The entire affair, of course, was very much tongue in cheek. Taylor had been awakened in the early morning hours of Dec. 17, 2007, when an intruder broke into his home. He investigated the noises with one of his many weapons in hand.

When the intruder threatened him with a knife, Taylor warned him, then brought his .22 caliber pistol to bear and shot him right between the eyes.

“That boy had the hardest head I’ve ever seen,” Taylor said after his trial. “The bullet bounced right off.”

The impact knocked the would-be thief down momentarily. He crawled out of the room then got up and ran out the door and down the street. Knoxville police apprehended him a few blocks away and he now awaits trial in the Knox County jail.

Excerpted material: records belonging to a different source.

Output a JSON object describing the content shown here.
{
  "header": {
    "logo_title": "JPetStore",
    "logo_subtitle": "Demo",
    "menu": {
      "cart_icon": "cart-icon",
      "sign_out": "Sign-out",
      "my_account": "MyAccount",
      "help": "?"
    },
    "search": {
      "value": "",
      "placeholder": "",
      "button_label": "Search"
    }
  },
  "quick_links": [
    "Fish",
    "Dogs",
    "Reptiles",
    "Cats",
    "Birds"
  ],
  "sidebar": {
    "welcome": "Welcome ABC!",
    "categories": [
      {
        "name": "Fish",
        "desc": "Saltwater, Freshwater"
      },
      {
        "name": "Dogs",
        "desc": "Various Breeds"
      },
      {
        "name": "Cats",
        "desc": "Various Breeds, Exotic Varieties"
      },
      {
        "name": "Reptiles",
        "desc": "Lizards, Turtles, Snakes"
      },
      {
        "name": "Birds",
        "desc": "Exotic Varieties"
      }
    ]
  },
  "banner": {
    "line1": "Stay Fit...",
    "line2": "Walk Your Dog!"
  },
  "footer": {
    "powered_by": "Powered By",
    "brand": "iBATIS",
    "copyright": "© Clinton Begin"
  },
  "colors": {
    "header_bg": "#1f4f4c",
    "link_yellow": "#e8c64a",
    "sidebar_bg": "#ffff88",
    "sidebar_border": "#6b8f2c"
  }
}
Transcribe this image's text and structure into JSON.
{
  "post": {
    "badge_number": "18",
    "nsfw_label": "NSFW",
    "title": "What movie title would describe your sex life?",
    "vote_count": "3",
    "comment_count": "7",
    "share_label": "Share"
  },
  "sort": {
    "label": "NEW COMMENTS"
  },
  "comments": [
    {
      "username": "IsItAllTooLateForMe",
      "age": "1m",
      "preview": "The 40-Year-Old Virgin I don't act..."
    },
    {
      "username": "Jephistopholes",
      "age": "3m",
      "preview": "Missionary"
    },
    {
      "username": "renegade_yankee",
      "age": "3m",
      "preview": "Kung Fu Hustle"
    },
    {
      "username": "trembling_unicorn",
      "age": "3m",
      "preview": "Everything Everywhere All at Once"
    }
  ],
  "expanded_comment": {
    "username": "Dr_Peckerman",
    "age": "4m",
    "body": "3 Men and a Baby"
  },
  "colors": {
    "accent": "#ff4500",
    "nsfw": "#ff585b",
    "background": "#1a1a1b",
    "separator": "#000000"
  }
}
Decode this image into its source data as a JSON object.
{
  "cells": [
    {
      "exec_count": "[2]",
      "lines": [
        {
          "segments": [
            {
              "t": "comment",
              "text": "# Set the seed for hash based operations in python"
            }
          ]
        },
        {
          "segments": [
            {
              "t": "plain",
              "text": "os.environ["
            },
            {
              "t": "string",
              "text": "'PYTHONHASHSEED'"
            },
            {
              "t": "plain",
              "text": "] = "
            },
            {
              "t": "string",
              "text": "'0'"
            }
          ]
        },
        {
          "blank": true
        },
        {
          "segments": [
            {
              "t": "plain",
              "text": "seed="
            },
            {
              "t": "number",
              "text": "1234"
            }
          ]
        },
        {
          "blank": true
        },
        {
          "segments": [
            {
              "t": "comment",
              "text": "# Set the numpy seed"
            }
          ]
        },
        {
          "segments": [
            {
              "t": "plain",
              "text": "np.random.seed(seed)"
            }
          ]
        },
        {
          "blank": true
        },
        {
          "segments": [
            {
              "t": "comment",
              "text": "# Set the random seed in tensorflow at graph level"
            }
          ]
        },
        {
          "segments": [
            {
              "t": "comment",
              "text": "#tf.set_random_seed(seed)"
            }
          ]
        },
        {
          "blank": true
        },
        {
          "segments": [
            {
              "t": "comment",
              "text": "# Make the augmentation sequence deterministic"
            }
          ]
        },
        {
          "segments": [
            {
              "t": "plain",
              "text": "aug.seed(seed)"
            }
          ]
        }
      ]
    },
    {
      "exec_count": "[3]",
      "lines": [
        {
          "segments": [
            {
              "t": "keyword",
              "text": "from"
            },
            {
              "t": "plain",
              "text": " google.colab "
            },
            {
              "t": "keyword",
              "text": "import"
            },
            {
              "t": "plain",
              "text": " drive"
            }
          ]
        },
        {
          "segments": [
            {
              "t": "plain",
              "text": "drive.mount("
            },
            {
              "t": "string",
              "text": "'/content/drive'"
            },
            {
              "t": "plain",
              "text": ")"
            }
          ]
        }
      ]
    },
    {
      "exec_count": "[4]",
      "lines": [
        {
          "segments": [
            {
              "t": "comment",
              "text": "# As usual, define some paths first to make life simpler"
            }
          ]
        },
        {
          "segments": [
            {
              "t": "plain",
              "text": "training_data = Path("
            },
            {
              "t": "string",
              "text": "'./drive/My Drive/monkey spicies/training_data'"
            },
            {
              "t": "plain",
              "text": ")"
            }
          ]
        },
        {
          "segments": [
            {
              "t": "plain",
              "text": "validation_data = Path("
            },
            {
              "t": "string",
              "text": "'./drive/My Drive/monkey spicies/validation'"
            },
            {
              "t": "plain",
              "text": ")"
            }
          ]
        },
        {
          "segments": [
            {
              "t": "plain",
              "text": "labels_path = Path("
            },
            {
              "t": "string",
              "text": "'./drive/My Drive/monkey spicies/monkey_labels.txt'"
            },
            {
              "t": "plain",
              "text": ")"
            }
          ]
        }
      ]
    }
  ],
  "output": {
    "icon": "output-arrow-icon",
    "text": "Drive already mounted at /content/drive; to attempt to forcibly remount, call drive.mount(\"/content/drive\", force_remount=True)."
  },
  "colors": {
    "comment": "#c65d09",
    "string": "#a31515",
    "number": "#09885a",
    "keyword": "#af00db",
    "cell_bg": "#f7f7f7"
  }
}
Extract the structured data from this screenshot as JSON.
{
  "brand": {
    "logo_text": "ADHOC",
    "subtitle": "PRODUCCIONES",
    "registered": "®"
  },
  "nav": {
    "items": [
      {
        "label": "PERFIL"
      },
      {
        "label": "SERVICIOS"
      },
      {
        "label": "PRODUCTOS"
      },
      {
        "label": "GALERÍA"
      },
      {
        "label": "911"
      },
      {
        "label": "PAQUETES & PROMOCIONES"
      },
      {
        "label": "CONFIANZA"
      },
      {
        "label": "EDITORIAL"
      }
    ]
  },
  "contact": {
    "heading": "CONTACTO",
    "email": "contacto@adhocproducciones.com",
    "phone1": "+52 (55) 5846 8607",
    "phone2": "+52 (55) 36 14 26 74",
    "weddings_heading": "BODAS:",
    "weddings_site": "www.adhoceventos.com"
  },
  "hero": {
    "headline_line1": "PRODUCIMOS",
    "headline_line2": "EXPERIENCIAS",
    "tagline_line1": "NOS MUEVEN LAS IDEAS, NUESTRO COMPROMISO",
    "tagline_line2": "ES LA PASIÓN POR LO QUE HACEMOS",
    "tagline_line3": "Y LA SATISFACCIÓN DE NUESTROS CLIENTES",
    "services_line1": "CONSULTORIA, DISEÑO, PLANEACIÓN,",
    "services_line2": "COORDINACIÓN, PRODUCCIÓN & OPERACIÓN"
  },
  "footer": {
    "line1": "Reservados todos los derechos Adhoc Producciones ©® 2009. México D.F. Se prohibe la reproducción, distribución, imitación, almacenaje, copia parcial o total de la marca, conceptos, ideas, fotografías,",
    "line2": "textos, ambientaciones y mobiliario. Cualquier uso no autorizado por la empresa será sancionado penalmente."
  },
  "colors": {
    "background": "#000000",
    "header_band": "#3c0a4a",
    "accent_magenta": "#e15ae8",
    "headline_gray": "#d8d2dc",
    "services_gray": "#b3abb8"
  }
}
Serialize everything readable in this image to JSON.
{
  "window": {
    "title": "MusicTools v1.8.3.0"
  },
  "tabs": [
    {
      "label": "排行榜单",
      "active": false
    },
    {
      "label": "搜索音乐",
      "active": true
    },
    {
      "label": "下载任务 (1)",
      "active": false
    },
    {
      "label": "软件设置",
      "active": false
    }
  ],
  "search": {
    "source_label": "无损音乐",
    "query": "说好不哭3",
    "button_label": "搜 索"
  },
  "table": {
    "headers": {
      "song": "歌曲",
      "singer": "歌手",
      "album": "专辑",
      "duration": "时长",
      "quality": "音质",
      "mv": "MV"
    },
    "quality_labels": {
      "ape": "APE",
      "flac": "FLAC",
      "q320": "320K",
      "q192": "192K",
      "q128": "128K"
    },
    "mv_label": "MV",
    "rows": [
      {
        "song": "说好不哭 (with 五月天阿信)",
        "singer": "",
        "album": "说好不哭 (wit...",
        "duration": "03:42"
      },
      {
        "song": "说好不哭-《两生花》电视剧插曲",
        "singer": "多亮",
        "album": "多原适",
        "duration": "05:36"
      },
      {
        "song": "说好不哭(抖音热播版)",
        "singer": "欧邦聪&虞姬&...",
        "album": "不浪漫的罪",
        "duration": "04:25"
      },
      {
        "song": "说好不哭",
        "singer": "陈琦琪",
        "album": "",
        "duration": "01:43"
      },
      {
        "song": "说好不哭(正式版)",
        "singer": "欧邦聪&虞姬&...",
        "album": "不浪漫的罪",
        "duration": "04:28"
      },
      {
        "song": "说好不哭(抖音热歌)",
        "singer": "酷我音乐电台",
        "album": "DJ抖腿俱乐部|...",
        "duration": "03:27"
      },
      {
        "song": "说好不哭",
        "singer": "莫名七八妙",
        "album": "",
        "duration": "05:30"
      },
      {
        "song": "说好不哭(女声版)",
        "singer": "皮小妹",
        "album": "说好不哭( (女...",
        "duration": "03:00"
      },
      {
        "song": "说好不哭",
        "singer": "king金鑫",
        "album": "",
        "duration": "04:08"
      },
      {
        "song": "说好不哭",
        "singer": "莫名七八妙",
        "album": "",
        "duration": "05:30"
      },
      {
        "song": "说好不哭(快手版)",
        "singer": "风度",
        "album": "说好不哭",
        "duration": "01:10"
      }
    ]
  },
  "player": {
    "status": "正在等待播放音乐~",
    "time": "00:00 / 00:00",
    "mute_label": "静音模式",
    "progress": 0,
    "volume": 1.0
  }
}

The charges against Taylor were considered to be serious. He is a retired Special Forces Weapons Sergeant with extensive combat experience during the wars in Korea and Vietnam.

“Charges were brought against him under the premise that he should have saved the county and taxpayers the expense of a trial,” said Chapter XXXIII President Bill Long of Asheville. “He could have used a .45 or .38. The .22 just wasn’t big enough to get the job done.”

Taylor’s defense attorney, another retired Weapons Sergeant, disagreed. He said Taylor had done the right thing in choosing to arm himself with a .22.

“If he’d used a .45 or something like that the round would have gone right through the perp, the wall, the neighbor’s wall and possibly injured some innocent child asleep in its bed,” he said. “I believe the evidence shows that Smokey Taylor exercised excellent judgment in his choice of weapons. He did nothing wrong, and clearly remains to this day an excellent weapons man.”

Counsel for the defense then floated a theory as to why the bullet bounced off the perp’s forehead.

“He was victimized by old ammunition,” he said, “just as he was in Korea and again in Vietnam, when his units were issued ammo left over from World War II.”

Taylor said nothing in his own defense, choosing instead to allow his peers to debate the matter. After the trial he said the ammunition was indeed old and added the new information that the perp had soiled his pants as he crawled out of the house.

“I would have had an even worse mess to clean up if it had gone through his forehead,” Taylor said. “It was good for both of us that it didn’t.”

Following testimony from both sides, Taylor was acquitted of the charges and was given a round of applause.

Meanwhile, back in Knox County, the word is out: Don’t go messing with Smokey Taylor. He just bought a whole bunch of fresh ammo.


***Tribune Editor Bill Fishburne is a member of the Larry Thorne Chapter XXXIII of the Special Forces Association.